La Cina non rappresenta né un modello da imitare né una minaccia per il mondo. La sua storia millenaria testimonia l’assenza di mire espansionistiche e una vocazione alla convivenza pacifica tra i popoli, facendo del multipolarismo un elemento naturale della sua politica estera. Al tempo stesso, il modello politico e sociale cinese – esito di un’evoluzione storica propria e profonda – non è esportabile in altri contesti. Tuttavia, la Cina rappresenta un riferimento essenziale perché dimostra che un’alternativa è possibile, chiudendo simbolicamente la lunga fase unipolare dominata dal dogma thatcheriano del “there is no alternative”. La ricerca di alternative è oggi particolarmente urgente, in un momento in cui le democrazie occidentali mostrano i loro limiti strutturali: la formazione di disuguaglianze insormontabili nella distribuzione della ricchezza ha eroso le basi stesse della partecipazione democratica. Le crescenti concentrazioni di ricchezza si traducono in concentrazioni di potere economico e politico, rendendo evidente che il semplice atto del voto non è più sufficiente a garantire un effettivo esercizio della democrazia.

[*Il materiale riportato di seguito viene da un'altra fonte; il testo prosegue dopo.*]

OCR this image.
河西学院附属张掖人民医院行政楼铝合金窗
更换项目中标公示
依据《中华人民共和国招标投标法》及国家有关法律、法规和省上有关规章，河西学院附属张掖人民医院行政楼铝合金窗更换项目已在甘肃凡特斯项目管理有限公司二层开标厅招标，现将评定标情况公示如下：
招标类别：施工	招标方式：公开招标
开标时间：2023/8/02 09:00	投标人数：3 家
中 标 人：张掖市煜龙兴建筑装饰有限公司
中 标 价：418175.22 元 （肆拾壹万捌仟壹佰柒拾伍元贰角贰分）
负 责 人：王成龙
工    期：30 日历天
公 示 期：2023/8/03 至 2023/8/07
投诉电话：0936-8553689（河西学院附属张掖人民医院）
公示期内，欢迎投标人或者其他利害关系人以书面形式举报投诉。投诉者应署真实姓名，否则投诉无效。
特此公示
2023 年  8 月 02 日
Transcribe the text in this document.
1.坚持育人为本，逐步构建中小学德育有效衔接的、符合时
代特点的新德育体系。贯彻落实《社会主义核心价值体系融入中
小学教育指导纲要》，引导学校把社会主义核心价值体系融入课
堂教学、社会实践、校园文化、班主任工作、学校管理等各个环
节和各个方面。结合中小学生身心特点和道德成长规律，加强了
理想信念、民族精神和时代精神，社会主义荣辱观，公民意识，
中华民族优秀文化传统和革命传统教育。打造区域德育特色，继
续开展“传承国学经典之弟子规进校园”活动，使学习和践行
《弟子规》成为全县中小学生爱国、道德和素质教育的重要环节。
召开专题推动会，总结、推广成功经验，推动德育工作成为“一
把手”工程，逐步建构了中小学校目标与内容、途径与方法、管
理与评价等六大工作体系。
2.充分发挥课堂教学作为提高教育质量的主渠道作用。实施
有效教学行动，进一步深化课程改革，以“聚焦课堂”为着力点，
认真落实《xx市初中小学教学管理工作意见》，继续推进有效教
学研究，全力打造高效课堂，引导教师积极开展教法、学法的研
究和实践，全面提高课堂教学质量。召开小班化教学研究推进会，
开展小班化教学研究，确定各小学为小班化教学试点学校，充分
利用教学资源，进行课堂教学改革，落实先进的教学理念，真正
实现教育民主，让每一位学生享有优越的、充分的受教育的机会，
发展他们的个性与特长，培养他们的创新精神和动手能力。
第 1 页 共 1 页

La Cina rappresenta oggi, al tempo stesso, il perno del nuovo ordine multipolare che emerge dal declino dell’impero americano e la speranza di un assetto globale fondato sulla pacifica convivenza tra i popoli. In questo scenario, si intravede la possibilità concreta di porre fine al ciclo delle “guerre infinite” che ha segnato l’ultimo mezzo secolo di storia mondiale.
Il libro di Pino Arlacchi spiega perché questa rinascita sia stata possibile e quali siano le sue radici profonde, storiche e culturali.